Tras cinco meses de ejercicio intensivo, Romulus tenía el cuerpo muy musculoso y se había dejado largo el pelo negro. Se lo sujetaba con una fina cinta de cuero que le dejaba al descubierto el rostro moreno. El muchacho se estaba convirtiendo en un apuesto joven. Ya era tan alto y rápido como algunos gladiadores, a pesar de carecer de experiencia en el combate.
Cuando por fin Cotta le permitió dejarlo, a Romulus le ardían los brazos. Dejó caer el escudo a un lado por el cansancio y se marchó fatigosamente de la zona de entrenamiento.

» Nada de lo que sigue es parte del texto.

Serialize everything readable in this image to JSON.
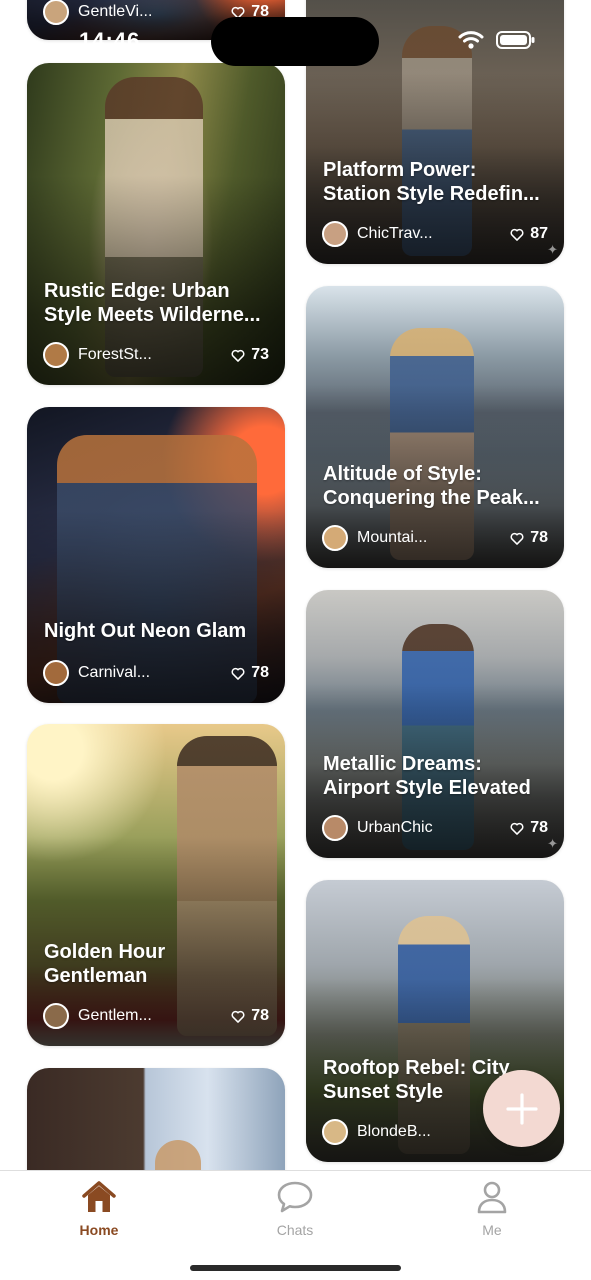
{
  "status_bar": {
    "time": "14:46"
  },
  "feed": {
    "left": [
      {
        "title_lines": [
          "",
          ""
        ],
        "author": "GentleVi...",
        "likes": "78"
      },
      {
        "title_lines": [
          "Rustic Edge: Urban",
          "Style Meets Wilderne..."
        ],
        "author": "ForestSt...",
        "likes": "73"
      },
      {
        "title_lines": [
          "Night Out Neon Glam",
          ""
        ],
        "author": "Carnival...",
        "likes": "78"
      },
      {
        "title_lines": [
          "Golden Hour",
          "Gentleman"
        ],
        "author": "Gentlem...",
        "likes": "78"
      },
      {
        "title_lines": [
          "",
          ""
        ],
        "author": "",
        "likes": ""
      }
    ],
    "right": [
      {
        "title_lines": [
          "Platform Power:",
          "Station Style Redefin..."
        ],
        "author": "ChicTrav...",
        "likes": "87"
      },
      {
        "title_lines": [
          "Altitude of Style:",
          "Conquering the Peak..."
        ],
        "author": "Mountai...",
        "likes": "78"
      },
      {
        "title_lines": [
          "Metallic Dreams:",
          "Airport Style Elevated"
        ],
        "author": "UrbanChic",
        "likes": "78"
      },
      {
        "title_lines": [
          "Rooftop Rebel: City",
          "Sunset Style"
        ],
        "author": "BlondeB...",
        "likes": ""
      }
    ]
  },
  "tabbar": {
    "home": "Home",
    "chats": "Chats",
    "me": "Me"
  },
  "colors": {
    "accent": "#8a4a22",
    "tab_inactive": "#a4a4a4",
    "fab_bg": "#f3d9d2"
  },
  "icons": {
    "like": "heart-outline-icon",
    "fab": "plus-icon",
    "home": "house-icon",
    "chats": "speech-bubble-icon",
    "me": "person-icon"
  }
}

Tres de los cuatro laterales del edificio cuadrado estaban destinados a las celdas que alojaban a los instructores y luchadores, mientras que la cuarta albergaba las termas, las cocinas, el depósito de cadáveres y el arsenal. En la segunda planta se encontraban las oficinas, la enfermería y los lujosos aposentos de Memor. Aparte de las prostitutas y los clientes ricos, pocas personas habían pisado los dominios del lanista.
La diminuta habitación que compartía con otros tres gladiadores estaba a tan sólo doce pasos. Apenas había espacio en ella para las camas y un altar para los dioses. Sextus era el recluso más amable, un español duro y bajito de pocas palabras. Lentulus, un godo con dos años de experiencia y un genio de mil demonios, era de una edad similar a la suya. El último era Gaius, un reciario de espalda ancha y poco cerebro cuyas flatulencias eran el tema de conversación principal de la celda.
Por suerte, a los compañeros de celda de Romulus no les atraían los jovencitos y había podido dormir tranquilo desde su llegada. A juzgar por las miradas que le dedicaban otros luchadores, Romulus sabía que lo violarían si conseguían acorralarlo algún día. Ya había tenido la suerte de escapar en varias ocasiones. Ponía especial cuidado en no ir a la zona de los baños solo y siempre llevaba una daga afilada en el cinturón. Aunque Memor no permitía que hubiera espadas o armas mayores en las celdas, los puñales estaban permitidos. Los arqueros del lanista no tenían nada que temer.
La humedad corría por las paredes de la habitación, muy poco iluminada. Cualquiera que durmiera junto a ellas tenía la cama constantemente mojada. Y como él había sido el último en llegar, le había tocado el peor catre. Aceptó su destino en silencio pues sabía que formaba parte del ritual de integración. Cada mañana sacaba diligentemente su lecho de paja al exterior para que se secara mientras los otros se reían. Por la noche lo metía en la celda.
Romulus cargó con el pesado lecho que estaba junto a la puerta y se paró. Entró después de respirar hondo.
—¡Sigues siendo un blandengue, chico!
—¡Demasiado acostumbrado a la buena vida!
Romulus se sonrojó. Las bromas contenían parte de razón. La vida en el ludus era mucho más dura que al servicio de Gemellus. Dejó caer el lecho sobre las burdas tablillas que le servían de somier.
—Ya verás cuando llegue el invierno —se burló Lentulus—. ¡Entonces sí que te enterarás de lo penoso que es ese rincón!
A Romulus le desagradaba el joven godo, bajo y robusto, que siempre buscaba la forma de hostigarlo. De repente, harto de las constantes pullas, Romulus le plantó cara.
—Pues a lo mejor me cojo tu cama.
Gaius lo miró con recelo.
—¿Y cómo piensas hacerlo? —Lentulus se echó a reír—. ¿Clavándome esa mierda de espada?
El reciario se rió burlonamente.
Lentulus se tumbó en la cama y se puso a escarbarse los dientes podridos con una astilla.
Romulus cogió la daga.
—Vas a ver lo que es bueno —dijo lentamente.
El godo se puso tenso y recogió algo del suelo con la mano. El hierro chirrió en la piedra cuando deslizó el gladius que tenía escondido debajo de la cama.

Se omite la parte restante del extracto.